A large number of account passwords leaked by Sinochem corporation in China

A large number of account passwords leaked by Sinochem corporation in China

Launch the first shot to a normal white hat.

The China Sinochem Corporation's email system is open to the Internet. It does not impose restrictions on User Login errors or add verification codes. As a result, it can crack the code and successfully log on to a large number of employee accounts (including second-level organizations ), there is a high risk of leakage of user data. I really don't want to be used by bad guys.

1. Email Address: https://m.sinochem.com/

2. Successful cracking of a large number of weak passwords

303 indicates a successful account.

3. Finance and manpower

4. Because it is also a domino framework, you can use its existing permission control to obtain information about employees of the entire group, such:
 

There are too many pages. The second and last addresses are:

Https://m.sinochem.com/names.nsf/?users?

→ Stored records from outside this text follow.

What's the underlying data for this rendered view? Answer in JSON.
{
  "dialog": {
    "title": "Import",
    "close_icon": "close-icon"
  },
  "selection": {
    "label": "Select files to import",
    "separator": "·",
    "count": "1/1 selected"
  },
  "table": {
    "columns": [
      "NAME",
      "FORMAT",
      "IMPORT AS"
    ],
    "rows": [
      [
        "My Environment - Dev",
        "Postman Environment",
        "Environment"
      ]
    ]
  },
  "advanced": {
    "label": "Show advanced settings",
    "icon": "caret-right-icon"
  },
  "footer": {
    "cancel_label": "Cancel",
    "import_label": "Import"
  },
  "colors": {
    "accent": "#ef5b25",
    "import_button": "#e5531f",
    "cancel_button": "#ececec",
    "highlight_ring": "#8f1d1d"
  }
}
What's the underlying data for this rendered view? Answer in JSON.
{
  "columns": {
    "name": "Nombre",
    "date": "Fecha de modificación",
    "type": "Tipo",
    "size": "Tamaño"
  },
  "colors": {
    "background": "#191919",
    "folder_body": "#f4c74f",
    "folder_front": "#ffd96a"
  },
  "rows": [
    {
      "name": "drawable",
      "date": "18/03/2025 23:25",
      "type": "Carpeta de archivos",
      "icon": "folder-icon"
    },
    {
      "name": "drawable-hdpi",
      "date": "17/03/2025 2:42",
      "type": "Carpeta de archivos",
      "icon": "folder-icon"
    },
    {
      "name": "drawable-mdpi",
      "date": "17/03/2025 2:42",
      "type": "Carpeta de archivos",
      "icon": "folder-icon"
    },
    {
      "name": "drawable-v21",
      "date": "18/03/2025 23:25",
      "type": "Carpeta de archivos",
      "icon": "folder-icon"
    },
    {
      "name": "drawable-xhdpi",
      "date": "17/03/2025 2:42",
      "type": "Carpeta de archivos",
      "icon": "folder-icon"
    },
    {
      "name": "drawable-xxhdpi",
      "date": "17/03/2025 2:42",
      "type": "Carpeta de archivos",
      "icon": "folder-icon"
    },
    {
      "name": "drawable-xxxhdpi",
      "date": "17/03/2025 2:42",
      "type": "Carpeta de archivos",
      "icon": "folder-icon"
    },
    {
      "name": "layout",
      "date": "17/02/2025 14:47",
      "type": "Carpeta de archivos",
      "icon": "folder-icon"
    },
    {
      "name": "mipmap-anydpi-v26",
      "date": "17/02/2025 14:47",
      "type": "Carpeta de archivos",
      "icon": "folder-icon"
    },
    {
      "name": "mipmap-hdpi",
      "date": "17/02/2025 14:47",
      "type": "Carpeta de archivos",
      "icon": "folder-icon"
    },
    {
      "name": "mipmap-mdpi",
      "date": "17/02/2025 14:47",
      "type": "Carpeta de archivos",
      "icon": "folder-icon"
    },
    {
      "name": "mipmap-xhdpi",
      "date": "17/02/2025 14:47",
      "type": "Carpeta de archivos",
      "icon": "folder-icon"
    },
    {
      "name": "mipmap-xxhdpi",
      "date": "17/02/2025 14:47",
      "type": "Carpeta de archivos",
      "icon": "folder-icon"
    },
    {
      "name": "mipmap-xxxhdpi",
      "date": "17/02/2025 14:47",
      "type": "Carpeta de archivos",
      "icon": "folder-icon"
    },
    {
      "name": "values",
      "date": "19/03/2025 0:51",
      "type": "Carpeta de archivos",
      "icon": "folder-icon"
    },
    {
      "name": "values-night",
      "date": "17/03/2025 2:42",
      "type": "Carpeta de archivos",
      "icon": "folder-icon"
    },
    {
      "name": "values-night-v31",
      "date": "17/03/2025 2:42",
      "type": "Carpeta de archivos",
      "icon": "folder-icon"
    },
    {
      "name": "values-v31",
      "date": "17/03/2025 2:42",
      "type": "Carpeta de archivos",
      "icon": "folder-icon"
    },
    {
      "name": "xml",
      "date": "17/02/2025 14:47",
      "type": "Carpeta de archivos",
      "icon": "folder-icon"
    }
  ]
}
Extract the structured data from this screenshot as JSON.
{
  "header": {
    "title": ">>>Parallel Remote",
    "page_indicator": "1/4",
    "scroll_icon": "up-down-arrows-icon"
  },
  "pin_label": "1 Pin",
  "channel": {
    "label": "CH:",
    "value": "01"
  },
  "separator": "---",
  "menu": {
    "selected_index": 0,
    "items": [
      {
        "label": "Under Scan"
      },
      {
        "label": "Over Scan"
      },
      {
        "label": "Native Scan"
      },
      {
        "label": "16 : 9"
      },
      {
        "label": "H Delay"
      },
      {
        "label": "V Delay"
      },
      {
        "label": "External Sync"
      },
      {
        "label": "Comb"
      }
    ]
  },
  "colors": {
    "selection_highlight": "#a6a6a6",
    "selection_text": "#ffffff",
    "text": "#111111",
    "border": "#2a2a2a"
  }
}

OpenView & Start = 202846

It can be seen that there are many employees in Sinochem group in China. Using so many employee accounts, you can crack a large number of mailbox account passwords.

5. Some sensitive files

I. Deputy Manager
 

2. Family Members

Iii. Salary information

Iv. Real Estate Information:

I understand the truth that only 50 million yuan can buy a house in Chaoyang district, and I am destined to be a lifetime.

Solution:

1. Change the weak password. 2. restrict the number of Logon errors. 3. Add a verification code. 4. Upgrade the Domino framework.